# 5.1 sur Apple TV



## Misterjo (18 Mai 2020)

Je souhaite pouvoir bénéficier du son 5.1 en regardant myCANAL. Pour cela j’envisage de remplacer mon Apple TV3 par une Apple TV HDR ou 4K. Mon ampli HC ne possède pas de prise HDMI, vais je pouvoir profiter du son 5.1 en branchant mon Apple TV sur ma télé qui est raccordée via un coax sur mon ampli ? 
Dans l’attente de vos commentaires. Merci d’avance.


----------



## Oizo (19 Mai 2020)

À voir si la TV sort du 5.1 via une source en HDMI (se référer à la notice). Certaines TV ne sortent le 5.1 en sortie optique ou coaxial que via le tuner interne. Les source en HDMI étant en stéréo simple.


----------



## Misterjo (19 Mai 2020)

Merci. En fait je me suis trompé ma télé sort en optique vers l’ampli. Je sais que j’ai déjà eu du 5.1 depuis ma télé, en revanche pour lire un blue ray je dois utiliser la sortie optique du lecteur vers l’ampli. Si j’utilise la liaison de la télé je suis en 2.0


----------



## Oizo (19 Mai 2020)

Misterjo a dit:


> Merci. En fait je me suis trompé ma télé sort en optique vers l’ampli. Je sais que j’ai déjà eu du 5.1 depuis ma télé, en revanche pour lire un blue ray je dois utiliser la sortie optique du lecteur vers l’ampli. Si j’utilise la liaison de la télé je suis en 2.0



Le 5.1 devait certainement être depuis la TNT.

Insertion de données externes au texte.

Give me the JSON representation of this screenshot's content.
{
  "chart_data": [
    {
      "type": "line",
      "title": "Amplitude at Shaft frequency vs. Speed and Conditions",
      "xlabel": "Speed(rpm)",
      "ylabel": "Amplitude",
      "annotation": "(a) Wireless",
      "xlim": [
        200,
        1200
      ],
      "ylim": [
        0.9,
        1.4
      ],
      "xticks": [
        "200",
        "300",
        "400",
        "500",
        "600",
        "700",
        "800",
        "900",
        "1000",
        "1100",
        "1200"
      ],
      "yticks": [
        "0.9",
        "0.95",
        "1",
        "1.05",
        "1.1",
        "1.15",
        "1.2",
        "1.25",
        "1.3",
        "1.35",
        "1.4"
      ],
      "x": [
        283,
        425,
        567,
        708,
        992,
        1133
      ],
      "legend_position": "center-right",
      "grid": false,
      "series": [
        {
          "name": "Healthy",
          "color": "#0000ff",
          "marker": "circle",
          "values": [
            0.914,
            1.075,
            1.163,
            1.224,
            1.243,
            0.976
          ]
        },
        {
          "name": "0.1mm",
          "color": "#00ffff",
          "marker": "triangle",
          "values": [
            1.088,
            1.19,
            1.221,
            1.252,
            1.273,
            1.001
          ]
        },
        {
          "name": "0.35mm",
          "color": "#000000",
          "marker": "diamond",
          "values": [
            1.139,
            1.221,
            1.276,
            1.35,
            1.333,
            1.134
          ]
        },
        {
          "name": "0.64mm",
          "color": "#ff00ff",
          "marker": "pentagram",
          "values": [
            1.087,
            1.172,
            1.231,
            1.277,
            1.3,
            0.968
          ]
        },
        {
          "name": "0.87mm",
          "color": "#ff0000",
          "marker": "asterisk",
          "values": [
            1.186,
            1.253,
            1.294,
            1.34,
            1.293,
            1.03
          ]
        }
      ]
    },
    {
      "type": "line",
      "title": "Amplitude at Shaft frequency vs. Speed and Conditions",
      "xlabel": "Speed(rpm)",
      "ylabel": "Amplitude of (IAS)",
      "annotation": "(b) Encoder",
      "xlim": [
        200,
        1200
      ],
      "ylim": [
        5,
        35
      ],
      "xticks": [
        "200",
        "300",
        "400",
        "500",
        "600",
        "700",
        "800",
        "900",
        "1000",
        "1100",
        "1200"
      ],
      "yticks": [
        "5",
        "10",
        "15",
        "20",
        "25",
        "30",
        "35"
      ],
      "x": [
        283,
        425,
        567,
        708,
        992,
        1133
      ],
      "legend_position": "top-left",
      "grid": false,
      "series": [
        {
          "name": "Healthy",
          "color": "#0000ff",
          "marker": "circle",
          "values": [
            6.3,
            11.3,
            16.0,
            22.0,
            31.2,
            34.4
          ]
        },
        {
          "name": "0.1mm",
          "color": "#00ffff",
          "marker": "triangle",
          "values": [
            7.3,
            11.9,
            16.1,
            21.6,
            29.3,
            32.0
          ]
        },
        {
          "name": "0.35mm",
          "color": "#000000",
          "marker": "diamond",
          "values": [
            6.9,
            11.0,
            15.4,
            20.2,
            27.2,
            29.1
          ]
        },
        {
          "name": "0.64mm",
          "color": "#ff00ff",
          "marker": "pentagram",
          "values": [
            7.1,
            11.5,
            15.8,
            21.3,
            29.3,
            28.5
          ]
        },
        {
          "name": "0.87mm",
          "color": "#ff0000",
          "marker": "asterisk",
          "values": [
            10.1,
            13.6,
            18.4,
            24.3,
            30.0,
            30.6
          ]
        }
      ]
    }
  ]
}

Si via un bluray c'est du 2.0 qui sort, alors avec l'AppleTV ce sera pareil.

Il faudrait ce type de boîtier qui s'intercale entre l'AppleTV et la TV ou sur la sortie HDMI ARC de la TV si elle en est dotée, là il y aura du 5.1 : Adaptateur HDMI ARC Convertisseur audio


----------



## Misterjo (19 Mai 2020)

Oizo a dit:


> Le 5.1 devait certainement être depuis la TNT.
> 
> Si via un bluray c'est du 2.0 qui sort, alors avec l'AppleTV ce sera pareil.
> 
> Il faudrait ce type de boîtier qui s'intercale entre l'AppleTV et la TV ou sur la sortie HDMI ARC de la TV si elle en est dotée, là il y aura du 5.1 : Adaptateur HDMI ARC Convertisseur audio



Bonsoir merci beaucoup je vais tenter.


----------



## Misterjo (20 Mai 2020)

Bonsoir. Quelle différence sur ma télé entre HDMI et HDMI ARC?


----------



## peyret (20 Mai 2020)

Misterjo a dit:


> Bonsoir. Quelle différence sur ma télé entre HDMI et HDMI ARC?



https://www.google.com/search?client=firefox-b-d&q=différence+entre+hdmi+et+hdmi+arc


----------



## Misterjo (20 Mai 2020)

Merci, je n’ai pas le réflexe Google, mais j’aurais pu avoir le réflexe Safari. [emoji6]


----------